In ‘Our Idiot Brother,’ the idiot is the smart one, and so is this refreshing comedy (Movie review)

In a scene from “Our Idiot Brother,” title character Ned (Paul Rudd) is counting his cash on the subway and he hands it to a stranger to hold onto while he cleans up a coffee spill. If I saw this happen in reality, I’d assume there was a hidden camera for a reality show that secretly tests people’s ethics.

Most of us, in our daily dealings, are always wondering what other people think of us, what angle someone is working. This has nothing to do with whether we are a good or bad person — that’s dependent on how our parents raised us. We are all self-conscious to various degrees because that’s how modern culture has raised us. We can’t help ourselves.

Ned’s sisters — played by Emily Mortimer, Elizabeth Banks and Zooey Deschanel — are “normal” people in this sense.

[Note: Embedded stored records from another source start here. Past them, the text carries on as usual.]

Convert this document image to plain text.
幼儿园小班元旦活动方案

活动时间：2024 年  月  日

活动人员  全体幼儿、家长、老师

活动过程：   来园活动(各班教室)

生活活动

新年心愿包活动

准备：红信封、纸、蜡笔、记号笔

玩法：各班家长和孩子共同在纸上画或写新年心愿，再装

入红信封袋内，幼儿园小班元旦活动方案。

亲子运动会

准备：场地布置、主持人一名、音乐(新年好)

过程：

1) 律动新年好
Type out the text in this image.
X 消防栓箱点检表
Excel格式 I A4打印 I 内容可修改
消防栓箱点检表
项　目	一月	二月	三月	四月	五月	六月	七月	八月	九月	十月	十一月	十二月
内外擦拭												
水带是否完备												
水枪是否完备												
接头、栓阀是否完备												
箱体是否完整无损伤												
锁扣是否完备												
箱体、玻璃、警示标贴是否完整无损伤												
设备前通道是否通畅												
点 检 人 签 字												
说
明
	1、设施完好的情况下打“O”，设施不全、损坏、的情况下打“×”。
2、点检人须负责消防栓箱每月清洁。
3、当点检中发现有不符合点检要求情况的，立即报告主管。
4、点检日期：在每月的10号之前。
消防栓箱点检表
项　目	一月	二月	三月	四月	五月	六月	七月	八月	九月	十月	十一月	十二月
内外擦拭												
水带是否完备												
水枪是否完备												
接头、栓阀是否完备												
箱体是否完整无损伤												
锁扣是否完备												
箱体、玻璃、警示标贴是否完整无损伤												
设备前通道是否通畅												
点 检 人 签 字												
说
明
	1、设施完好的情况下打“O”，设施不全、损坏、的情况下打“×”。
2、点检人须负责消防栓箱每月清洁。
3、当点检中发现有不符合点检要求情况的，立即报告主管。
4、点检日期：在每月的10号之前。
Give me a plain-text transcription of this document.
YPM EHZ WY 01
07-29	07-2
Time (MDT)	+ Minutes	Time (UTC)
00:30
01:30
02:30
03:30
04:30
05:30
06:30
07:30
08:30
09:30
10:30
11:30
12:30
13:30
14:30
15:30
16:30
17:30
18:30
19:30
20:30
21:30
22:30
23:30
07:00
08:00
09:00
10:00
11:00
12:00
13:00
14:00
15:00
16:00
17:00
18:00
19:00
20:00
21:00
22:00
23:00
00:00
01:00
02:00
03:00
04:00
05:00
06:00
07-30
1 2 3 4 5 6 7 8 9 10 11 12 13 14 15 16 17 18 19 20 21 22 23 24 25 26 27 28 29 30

Ned is comparatively from another planet (which proves that your outlook on life isn’t totally depending on your parents, I admit). A super-nice, refreshingly honest guy, Ned sells weed to a uniformed cop who blatantly entraps him and he ends up in jail. It’s the film’s first example of how Ned is the screw-up, the black sheep among the siblings.

But when he crashes on the couches (and bunk beds and inflatable rafts) of his various sisters, we see that the ladies have plenty of problems of their own as they operate in their world of messed-up normalcy, one where we’re trained — not without good reason — to assume the worst in everyone.

You’d think “Our Idiot Brother” would come across as totally manipulative, with a saintly simpleton at its core, like “Forrest Gump.” Or you might think that Ned’s honesty is due to a condition, like the Asperger’s-afflicted characters we’re seeing more of in film (“Adam”) and on TV (the little boy on “Parenthood”). But it’s not that type of movie, and it’s better for it. Ned is not saddled with a mental condition or a speech impediment or anything like that, and everyone immediately likes him.

While the three ladies understand the workings of the social world, Ned understands people, innocently getting into their business — Mortimer’s cheating husband; Banks’ challenging magazine story; and Deschanel’s wounded girlfriend — and helping them.

Among this summer’s movies, “Our Idiot Brother” is more akin to “Crazy, Stupid, Love” in that it will make you smile a lot more than it makes you laugh out loud (the difference is that “Brother” is breezy and it coasts to an ending, whereas “Love” sticks with a viewer a bit more and builds up to a grand finale). There are a few guffaws, though; in classic modern-comedy fashion, it gets chuckles out of the sight of naked men and the words for naked-man parts.

The cast is up to the high standard set by Rudd, who was born to play this role (and he has played it plenty of times before, but never as the centerpiece). In addition to the three wonderful actresses as the sisters, there are a couple “Parks and Recreation” stars put to good use: a lesbian-ized Rashida Jones as Deschanel’s girlfriend, and Adam Scott — basically playing his “Parks” character — as a possible love interest for Banks. Also, you’ll recognize T.J. Miller and Kathryn Hahn as organic farmers even if you can’t remember where you’ve seen them before. And showing some versatility, Hugh Dancy steps in as an artist specializing in nudes who has a thing for Deschanel.

The cast is so across-the-board good that I even want to praise the dog who plays Willie Nelson, truly Ned’s best friend. The fact that the sisters are dealing with their serious-but-movie-cliche problems while Ned’s plot centers on getting his dog back tells you everything you need to know about this guy.

“Our Idiot Brother” is a blend of the best Lifetime movie ever made and a darn good man’s-best-friend movie, plus it has a tasty pinch of summer-movie humor. At it’s heart, though, is Rudd as Ned, who provides a valuable — but refreshingly non-manipulative — lesson to those of us living in the “real world.” Sure, he learns his own harsh lessons, but somehow even those don’t seem too harsh; Ned knows how to roll with a punch, and you’ll love him for it.